863.51 M 82/5

The Minister in Austria (Washburn) to the Secretary of State

No. 1692

Sir: I have the honor to acknowledge the receipt of the Department’s telegram No. 5 of Saturday the 21st instant, 6 p.m., in relation [Page 863] to the proposed Austrian loan. Several groups are badly garbled, but I think I divine the sense of the communication.

Mr. F. Carrington Weems, on behalf of the firm of J. P. Morgan & Co., has been in Vienna for some days collecting data for his principals. He is well equipped for his task, having been here at one time for several months familiarizing himself with the Austrian situation when Zimmermann was Commissioner General. I have talked with the Chancellor this morning, and he is giving instructions to have duplicates of the material which the Government is supplying to Weems furnished to me. The Morgan representative, with whom I am in frequent touch, is making, together with an associate, a very thoroughgoing investigation of Austria’s financial status, and I hope to be able presently to place at the disposal of the Department the substance of the data which he is collecting from various sources.

Supplementing my telegram No. 4 of January 19, 1 p.m., I am enclosing herewith:

(1)
A copy in the German original, together with a translation, of the Government’s revised proposal to the International Relief Committee.6 This proposal, I am advised, was submitted by the Austrian Minister Franckenstein in London on Friday or Saturday of last week. I am aware that the substance of it has been communicated to Minister Prochnik, and is very likely already in the Department’s possession. As originally submitted, there was a typographical error. The sentence, “The present value is, reckoned at 5%, in the first case (25 instalments) 402, in the second case (40 instalments) 339 million Schillings” should read, “The present value is, reckoned at 5%, in the first case (25 instalments) 339, in the second case (40 instalments) 402 million Schillings”. Prochnik has, I believe, been advised of this error.
(2)
A copy in the German original, together with a translation, of the proposal to the American Government, which was likewise transmitted to Prochnik.7
(3)
A copy of the resolution of approval adopted by the Reparations Commission in Paris on the 14th instant.8

If my despatch No. 1664 of the 28th ultimo9 be read in connection with Exhibit 1, it will be appreciated that the revised offer of the Austrian Government to the International Relief Committee is in the nature of a compromise offer. The Austrian Government in its memorandum points out that the suggestion of the International Relief Committee that 1250 million Schillings be paid in 40 annual instalments beginning in 1929 would mean a present value of 402 million Schillings, whereas if 1250 million Schillings were paid in 25 annual instalments beginning 1943 (which Austria would only be obligated [Page 864] to do) it would mean a present value of 339 million Schillings. In other words, if 339 million Schillings were set apart at the present time, it would suffice to fund the Austrian Relief Debt in 25 annual instalments beginning in 1943. The Austrian Government reasons that it should not be penalized for beginning to make advance payments in 1929, and as a counter-proposal, as the Department will perceive from Exhibit 1, it offers to pay 1162.5 million Schillings in 25 annual instalments beginning in 1943, reserving to itself the right to pay from 1929 on the basis indicated. It proposes, however, to adopt the latter alternative and figures that “the present value of these payments amounts in both alternatives to 315 million Schillings”. This 315 million Schillings, it is thought, measurably approximates the 339 million Schillings which the Austrian Government would be obligated to pay from 1943 on the basis of the 1250 million Schilling proposal.

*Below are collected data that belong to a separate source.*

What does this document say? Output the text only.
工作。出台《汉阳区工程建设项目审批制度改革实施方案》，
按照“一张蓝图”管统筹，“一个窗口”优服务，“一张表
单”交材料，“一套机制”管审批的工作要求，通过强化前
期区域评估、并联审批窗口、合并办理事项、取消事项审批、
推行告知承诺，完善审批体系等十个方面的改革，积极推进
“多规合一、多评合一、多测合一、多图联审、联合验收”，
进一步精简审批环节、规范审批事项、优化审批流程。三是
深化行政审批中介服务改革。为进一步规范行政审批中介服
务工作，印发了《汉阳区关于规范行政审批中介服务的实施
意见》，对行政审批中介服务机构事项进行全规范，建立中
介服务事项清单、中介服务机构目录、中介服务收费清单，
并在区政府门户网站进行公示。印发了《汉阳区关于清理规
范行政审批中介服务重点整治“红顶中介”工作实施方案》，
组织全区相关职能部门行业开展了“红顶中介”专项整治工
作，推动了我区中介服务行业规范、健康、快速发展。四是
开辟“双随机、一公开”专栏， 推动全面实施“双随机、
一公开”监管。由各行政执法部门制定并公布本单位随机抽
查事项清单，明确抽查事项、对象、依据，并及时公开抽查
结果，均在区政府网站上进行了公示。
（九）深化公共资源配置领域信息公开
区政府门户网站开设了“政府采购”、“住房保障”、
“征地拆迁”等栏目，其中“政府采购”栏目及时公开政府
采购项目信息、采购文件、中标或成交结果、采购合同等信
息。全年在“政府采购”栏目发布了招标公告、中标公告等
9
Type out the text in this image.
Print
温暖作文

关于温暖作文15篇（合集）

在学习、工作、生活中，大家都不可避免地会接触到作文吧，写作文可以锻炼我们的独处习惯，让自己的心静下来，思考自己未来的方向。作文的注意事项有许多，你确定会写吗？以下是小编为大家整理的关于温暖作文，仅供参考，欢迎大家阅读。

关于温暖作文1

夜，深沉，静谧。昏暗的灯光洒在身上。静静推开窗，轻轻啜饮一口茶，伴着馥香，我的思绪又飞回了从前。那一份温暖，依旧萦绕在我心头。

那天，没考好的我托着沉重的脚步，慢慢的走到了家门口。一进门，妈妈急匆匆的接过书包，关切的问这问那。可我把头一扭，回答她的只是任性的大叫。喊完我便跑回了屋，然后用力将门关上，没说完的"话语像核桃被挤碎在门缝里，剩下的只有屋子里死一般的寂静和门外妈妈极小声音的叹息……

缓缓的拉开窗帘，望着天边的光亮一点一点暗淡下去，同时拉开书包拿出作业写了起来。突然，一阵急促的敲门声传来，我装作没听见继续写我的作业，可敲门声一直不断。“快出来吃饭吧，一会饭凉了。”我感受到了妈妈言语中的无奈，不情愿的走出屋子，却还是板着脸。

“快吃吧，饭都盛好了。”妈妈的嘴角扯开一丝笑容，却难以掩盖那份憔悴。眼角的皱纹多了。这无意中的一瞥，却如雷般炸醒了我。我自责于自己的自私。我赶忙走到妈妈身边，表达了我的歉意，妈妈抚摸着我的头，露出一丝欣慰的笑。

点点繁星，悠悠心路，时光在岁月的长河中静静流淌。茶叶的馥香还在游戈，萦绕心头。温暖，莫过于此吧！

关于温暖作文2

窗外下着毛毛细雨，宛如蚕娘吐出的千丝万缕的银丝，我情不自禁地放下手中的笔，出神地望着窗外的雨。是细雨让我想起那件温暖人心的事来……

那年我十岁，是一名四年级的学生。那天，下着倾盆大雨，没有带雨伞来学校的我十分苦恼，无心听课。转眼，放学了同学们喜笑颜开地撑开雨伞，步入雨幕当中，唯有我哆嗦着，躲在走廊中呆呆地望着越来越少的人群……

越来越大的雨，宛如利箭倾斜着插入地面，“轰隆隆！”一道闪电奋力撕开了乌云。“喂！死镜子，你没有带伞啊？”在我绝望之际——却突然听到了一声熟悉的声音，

The offer to the American Government, of course, is calculated upon the same basis. Dr. Schüller,10 who is now in Rome for some days, told me on the eve of his departure last week that the revised Austrian proposal is between the Italian debt settlement and the proposed French debt settlement with the United States. The Hungarian and Yugoslav settlements with the United States, he asserts, were for much smaller sums, the Austrian debt being relatively higher.

I have [etc.]

Albert H. Washburn
  1. See paragraphs (2) and (3) of the answer of the Austrian Government to the Relief Bonds Committee, Jan. 14, p. 866.
  2. Post, p. 868.
  3. See paragraph (6) of telegram No. 13, Jan. 14, 7 p.m., from the Chargé in France, p. 859.
  4. Foreign Relations, 1927, vol. i, p. 465.
  5. Dr. Richard Schüller, Sektionschef, Austrian Foreign Office.